Pray for my daughter who is addicted to heroin and in very bad shape, but unwilling to accept help.
asking for prayer over great anxiety...lots of things going on (as many have)--and feeling very stressed every minute of every day. praying that the Lord will show me each step and give me discernment to take the steps to restore marriage and family in ways that I cannot, in all my humanness even fathom. have been trying very hard, through many crises, for many years...and it is hard right now to continue...prayers please...for a spirit that just needs to know that God is here and that Christian community surrounds me in prayer and laying on of hands (virtual hands) and prayer. thank you for all of you who can and do pray.
Still praying. I am doing what I can to walk through things in the family--financial hardship, a heroin addict daughter who just once again chose to cut contact with me, challenges paying the bills, a panic attack, working through to try to make things better by accepting things that I do not like but must accept, disappointments, disillusionments, dreams.
Yet, I am grateful that I am still walking. That I have a coral colored bedspread which color cheers me up, that I have received emotional support and encouragment from unexpected places...friends who like me, have hit bottom...we met on a support group and yet we are lifting one another up to be friends and mutually supportive while we work on these things that seem insurmountable.
I am grateful that I was able to see a doctor for my panic attack and will start work on codependency so that I can recharge my batteries.

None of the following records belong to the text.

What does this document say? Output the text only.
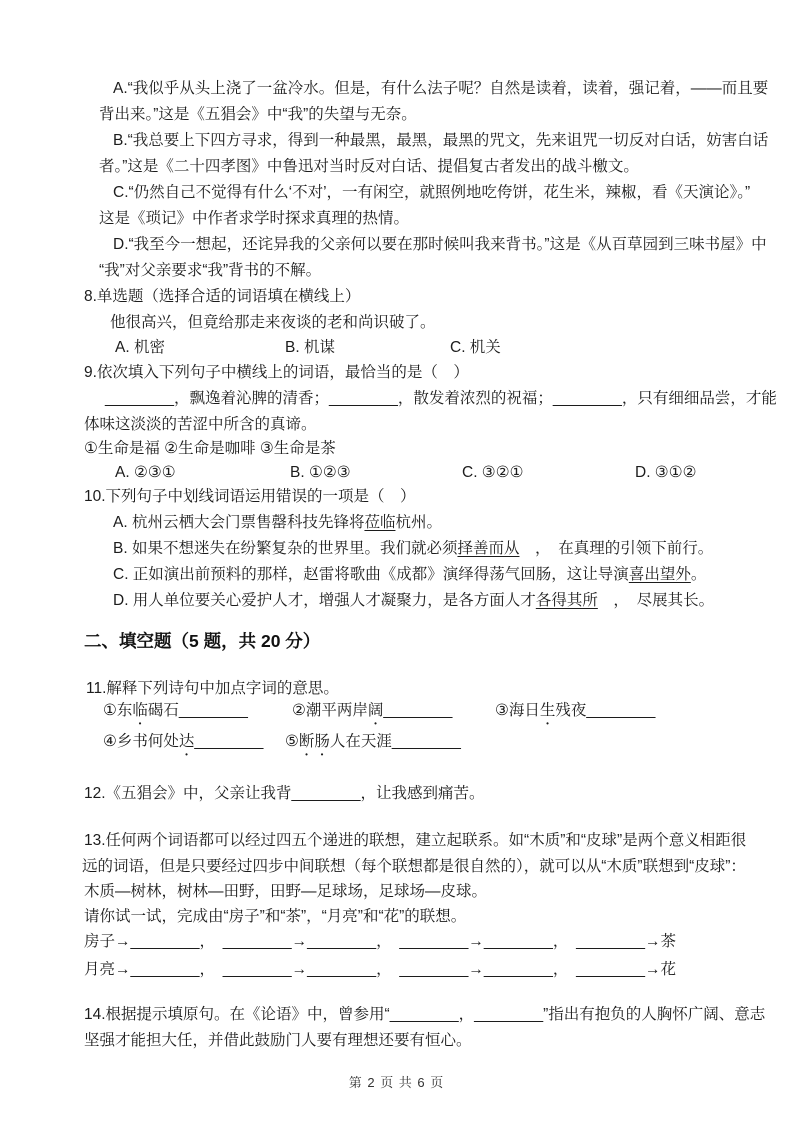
A.“我似乎从头上浇了一盆冷水。但是，有什么法子呢？自然是读着，读着，强记着，——而且要
背出来。”这是《五猖会》中“我”的失望与无奈。
B.“我总要上下四方寻求，得到一种最黑，最黑，最黑的咒文，先来诅咒一切反对白话，妨害白话
者。”这是《二十四孝图》中鲁迅对当时反对白话、提倡复古者发出的战斗檄文。
C.“仍然自己不觉得有什么‘不对’，一有闲空，就照例地吃侉饼，花生米，辣椒，看《天演论》。”
这是《琐记》中作者求学时探求真理的热情。
D.“我至今一想起，还诧异我的父亲何以要在那时候叫我来背书。”这是《从百草园到三味书屋》中
“我”对父亲要求“我”背书的不解。
8.单选题（选择合适的词语填在横线上）
他很高兴，但竟给那走来夜谈的老和尚识破了。
A. 机密	B. 机谋	C. 机关
9.依次填入下列句子中横线上的词语，最恰当的是（　）
________，飘逸着沁脾的清香；________，散发着浓烈的祝福；________，只有细细品尝，才能
体味这淡淡的苦涩中所含的真谛。
①生命是福 ②生命是咖啡 ③生命是茶
A. ②③①	B. ①②③	C. ③②①	D. ③①②
10.下列句子中划线词语运用错误的一项是（　）
A. 杭州云栖大会门票售罄科技先锋将莅临杭州。
B. 如果不想迷失在纷繁复杂的世界里。我们就必须择善而从　，　在真理的引领下前行。
C. 正如演出前预料的那样，赵雷将歌曲《成都》演绎得荡气回肠，这让导演喜出望外。
D. 用人单位要关心爱护人才，增强人才凝聚力，是各方面人才各得其所　，　尽展其长。
二、填空题（5 题，共 20 分）
11.解释下列诗句中加点字词的意思。
①东临碣石________	②潮平两岸阔________	③海日生残夜________
④乡书何处达________ ⑤断肠人在天涯________
12.《五猖会》中，父亲让我背________，让我感到痛苦。
13.任何两个词语都可以经过四五个递进的联想，建立起联系。如“木质”和“皮球”是两个意义相距很
远的词语，但是只要经过四步中间联想（每个联想都是很自然的），就可以从“木质”联想到“皮球”：
木质—树林，树林—田野，田野—足球场，足球场—皮球。
请你试一试，完成由“房子”和“茶”，“月亮”和“花”的联想。
房子→________，　________→________，　________→________，　________→茶
月亮→________，　________→________，　________→________，　________→花
14.根据提示填原句。在《论语》中，曾参用“________，________”指出有抱负的人胸怀广阔、意志
坚强才能担大任，并借此鼓励门人要有理想还要有恒心。
第 2 页 共 6 页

I am grateful that my kitty cat sleeps by me and doesn't leave me alone as I go through this tremendous time of aloneness and lack of relational personalities at work and in family that could nurture me and lift me but which are not present now and drain me. I thank the Lord for prayer and the ability to just drink water and to hydrate and refresh my body while I wait for it to recharge. I thank the Lord for helping me understand that I cannot go into a work or family over-performance without major consequences to my own life and health...even though I am feeling the effects now of extended trying.
I pray that God will protect and bring my active heroin addict out of her addiction by being in her life and doing what is necessary. I know that that which I have done for 18 years over 3 addict daughters--prayers have been answered for 2 and now I pray for this third one on whom I have no money or material goods to put in service to that effort as I did, and I have minimum energy as I fight to work and make enough to pay the bills and to be able to live and to calm down and re-center from this past year of trying to help her, seeking her in the streets, taking her to rehabs where she left...and now...letting her into God's loving care and trusting the Lord for her ultimate well being which is not now.
I pray that God will better teach me to stop focusing on caretaking all others and help me put my own self care into a higher priority...as I have learned that to overcare for others always results in ultimate rejection.
I pray that God's will be done...today and forever after...Amen.
Praying for the new job...thank you God. Praying for my marriage to be restored. Praying for my daughter who is an active heroin addict and for whom I am the only one willing to 'support' her with the true love that is so hard to practice...letting Go and letting God. She stopped contact with us 8-9 weeks ago. Praying that she will become willing to help herself so that we can help her in whatever ways God shows us.
Thanks to the Lord for bringing our family through the challenges of the past 5 years...bankruptcy, loss of our home, raising our 5 children to the point where 4 of 5 are thriving and doing well. Praying for our new start in a new country...thanks for the work so far and praying that work continues as we start over financially and praying that the Lord will show us the way as our daughter continues to be addicted to heroin (4 years now) and we pray and seek ways to help her recover without enabling. We pray that she will become willing to recover and take steps towards living a healthy and fruitful life. Thank you Lord for all your miracles and providing in hard times and times where only You can show the way. Amen
Praying for strength and courage to deal with loss of a business, loss of our home, and both without jobs. For opportunities that will work to present themselves so that we can move forward and survive. Also thanking God for blessing us over the last 12 years as we have dealt with 3 of 5 children becoming involved (& in one case addicted) in drugs--for guiding us to resources we never knew about, for helping us assess our own selves as honestly as possible and make healthy lifestyle choices in order to show a way...for the angels that were sent our way--many totally unexpected--to be there for us and loving us in the journey--without judgment, without labeling, without excluding...as the family I have always and always loved couldn't handle & chose to blame and judge. Thank you for your prayers...it comes first for me--and I truly need to know that God is guiding all...instead of me interfering.